Lancamento oficial do PROJETO SACOLAS ECOLÓGICAS

Na próxima segunda-feira, dia 5, às 9 horas da manhã, estaremos lançando oficialmente o projeto sacolas ecológicas.

Através deste projeto, que a FUNVERDE iniciou em 2005, várias empresas de Maringá já vem utilizando desde outubro de 2006, inicialmente na rede de supermercados Canção, VIAPAR, ACIM e vários outros que já estão aderindo ao plástico oxi-biodegradável – procure a subpágina com a logo dos participantes, conforme as empresas aderem estou colocando a logo.

No dia do evento – como está no convite – o prefeito de Maringá, Sr Silvio Barros II estará assinando o decreto para que os órgãos municipais, diretos ou indiretos iniciem o uso das sacolas oxi-biodegradáveis.

No mesmo dia será entregue o selo ambiental empresa amiga do planeta para as empresas que já aderiram ao projeto e estão fazendo a transição do plástico convencional, que demora até 500 anos para se degradar para o plástico oxi-biodegrádavel, que em aproximadamente 18 meses já terá se degradado, evitando poluição nos rios e mares e evitando a formação de metano nos lixões, que é 21 vezes mais prejudicial ao ambiente do que o carbono.

Para saber mais sobre a importância do projeto sacolas ecológicas e dos males do plástico convencional, navegue na página, sempre coloco artigos e tem uma subpágina só do projeto. Contamos com sua presença. Por favor, clique na imagem para vê-la em tamanho natural.

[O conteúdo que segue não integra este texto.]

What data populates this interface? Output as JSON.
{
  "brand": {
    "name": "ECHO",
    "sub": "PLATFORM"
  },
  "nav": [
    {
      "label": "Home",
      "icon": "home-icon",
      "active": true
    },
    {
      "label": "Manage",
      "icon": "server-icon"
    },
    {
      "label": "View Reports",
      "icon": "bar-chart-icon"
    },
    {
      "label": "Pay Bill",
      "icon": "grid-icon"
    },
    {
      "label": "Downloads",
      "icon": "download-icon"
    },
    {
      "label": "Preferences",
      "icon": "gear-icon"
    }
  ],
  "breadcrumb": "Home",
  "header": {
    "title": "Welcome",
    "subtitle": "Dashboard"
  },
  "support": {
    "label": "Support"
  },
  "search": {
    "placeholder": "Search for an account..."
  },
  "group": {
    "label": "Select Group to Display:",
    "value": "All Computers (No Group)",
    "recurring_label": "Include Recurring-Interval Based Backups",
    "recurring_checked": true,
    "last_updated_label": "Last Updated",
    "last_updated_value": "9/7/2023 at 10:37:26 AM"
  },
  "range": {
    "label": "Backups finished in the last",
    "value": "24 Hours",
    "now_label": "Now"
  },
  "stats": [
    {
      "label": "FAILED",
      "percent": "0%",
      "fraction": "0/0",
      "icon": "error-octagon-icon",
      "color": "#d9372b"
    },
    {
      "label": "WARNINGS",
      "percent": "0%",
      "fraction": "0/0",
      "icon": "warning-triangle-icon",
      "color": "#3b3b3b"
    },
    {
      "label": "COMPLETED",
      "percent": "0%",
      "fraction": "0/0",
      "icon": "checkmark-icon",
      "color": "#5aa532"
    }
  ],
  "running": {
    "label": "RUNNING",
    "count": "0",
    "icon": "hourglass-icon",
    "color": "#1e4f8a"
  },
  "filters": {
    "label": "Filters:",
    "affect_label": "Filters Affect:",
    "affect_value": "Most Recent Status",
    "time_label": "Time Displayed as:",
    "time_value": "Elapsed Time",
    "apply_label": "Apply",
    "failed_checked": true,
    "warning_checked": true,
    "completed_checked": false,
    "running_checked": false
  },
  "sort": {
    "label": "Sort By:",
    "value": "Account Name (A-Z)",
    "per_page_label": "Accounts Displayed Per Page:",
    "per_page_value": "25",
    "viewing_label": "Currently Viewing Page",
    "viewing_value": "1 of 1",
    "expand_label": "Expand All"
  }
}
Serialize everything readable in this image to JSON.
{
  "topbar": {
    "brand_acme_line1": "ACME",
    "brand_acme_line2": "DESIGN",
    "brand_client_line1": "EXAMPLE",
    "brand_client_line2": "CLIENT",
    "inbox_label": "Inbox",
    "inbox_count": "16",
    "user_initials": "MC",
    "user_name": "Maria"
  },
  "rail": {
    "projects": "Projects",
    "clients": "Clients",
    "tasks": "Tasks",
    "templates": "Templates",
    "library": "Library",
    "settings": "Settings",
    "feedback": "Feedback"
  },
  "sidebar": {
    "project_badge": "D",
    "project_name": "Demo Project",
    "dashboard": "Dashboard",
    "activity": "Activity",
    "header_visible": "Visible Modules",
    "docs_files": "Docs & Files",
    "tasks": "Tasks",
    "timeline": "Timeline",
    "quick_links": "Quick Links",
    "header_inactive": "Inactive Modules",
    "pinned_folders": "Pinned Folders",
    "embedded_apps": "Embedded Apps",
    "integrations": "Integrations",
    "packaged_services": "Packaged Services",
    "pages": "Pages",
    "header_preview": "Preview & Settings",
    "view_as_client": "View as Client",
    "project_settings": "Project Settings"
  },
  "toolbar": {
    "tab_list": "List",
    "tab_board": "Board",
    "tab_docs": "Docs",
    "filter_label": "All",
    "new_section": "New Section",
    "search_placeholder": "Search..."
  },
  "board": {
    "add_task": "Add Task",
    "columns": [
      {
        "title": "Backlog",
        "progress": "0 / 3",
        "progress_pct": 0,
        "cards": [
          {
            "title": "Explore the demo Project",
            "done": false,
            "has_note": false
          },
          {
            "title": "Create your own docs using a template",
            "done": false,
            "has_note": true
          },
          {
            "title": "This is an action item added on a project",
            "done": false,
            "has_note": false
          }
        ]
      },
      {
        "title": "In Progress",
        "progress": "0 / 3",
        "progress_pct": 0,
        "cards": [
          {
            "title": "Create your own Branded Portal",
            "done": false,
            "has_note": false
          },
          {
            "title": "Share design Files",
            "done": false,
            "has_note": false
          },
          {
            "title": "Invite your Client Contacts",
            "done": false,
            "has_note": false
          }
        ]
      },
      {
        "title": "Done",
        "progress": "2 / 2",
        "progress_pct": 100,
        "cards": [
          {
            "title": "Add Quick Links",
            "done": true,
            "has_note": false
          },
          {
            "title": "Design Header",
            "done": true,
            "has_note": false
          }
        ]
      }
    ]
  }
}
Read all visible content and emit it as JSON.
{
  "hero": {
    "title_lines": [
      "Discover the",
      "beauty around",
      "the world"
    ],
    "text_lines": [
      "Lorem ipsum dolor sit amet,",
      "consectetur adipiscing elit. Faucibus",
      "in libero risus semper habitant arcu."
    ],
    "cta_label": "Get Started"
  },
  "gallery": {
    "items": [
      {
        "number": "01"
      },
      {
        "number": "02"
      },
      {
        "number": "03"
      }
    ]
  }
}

Prefeitura utilizará sacos de lixo oxi-biodegradáveis

Assessoria de Comunicação – Ariana ZahdiNa próxima segunda-feira (5), a partir das 9 horas, o prefeito Silvio Barros assina decreto que determina que a Prefeitura de Maringá passe a utilizar sacos de lixo oxi-biodegradáveis. Na ocasião, será lançado o projeto Sacolas Ecológicas, em parceria com a FUNVERDE, que incentiva que supermercadistas e comerciantes utilizem sacolas oxi-biodegradáveis para embalar seus produtos.As empresas que já utilizam o material receberão um selo de empresa amiga do planeta.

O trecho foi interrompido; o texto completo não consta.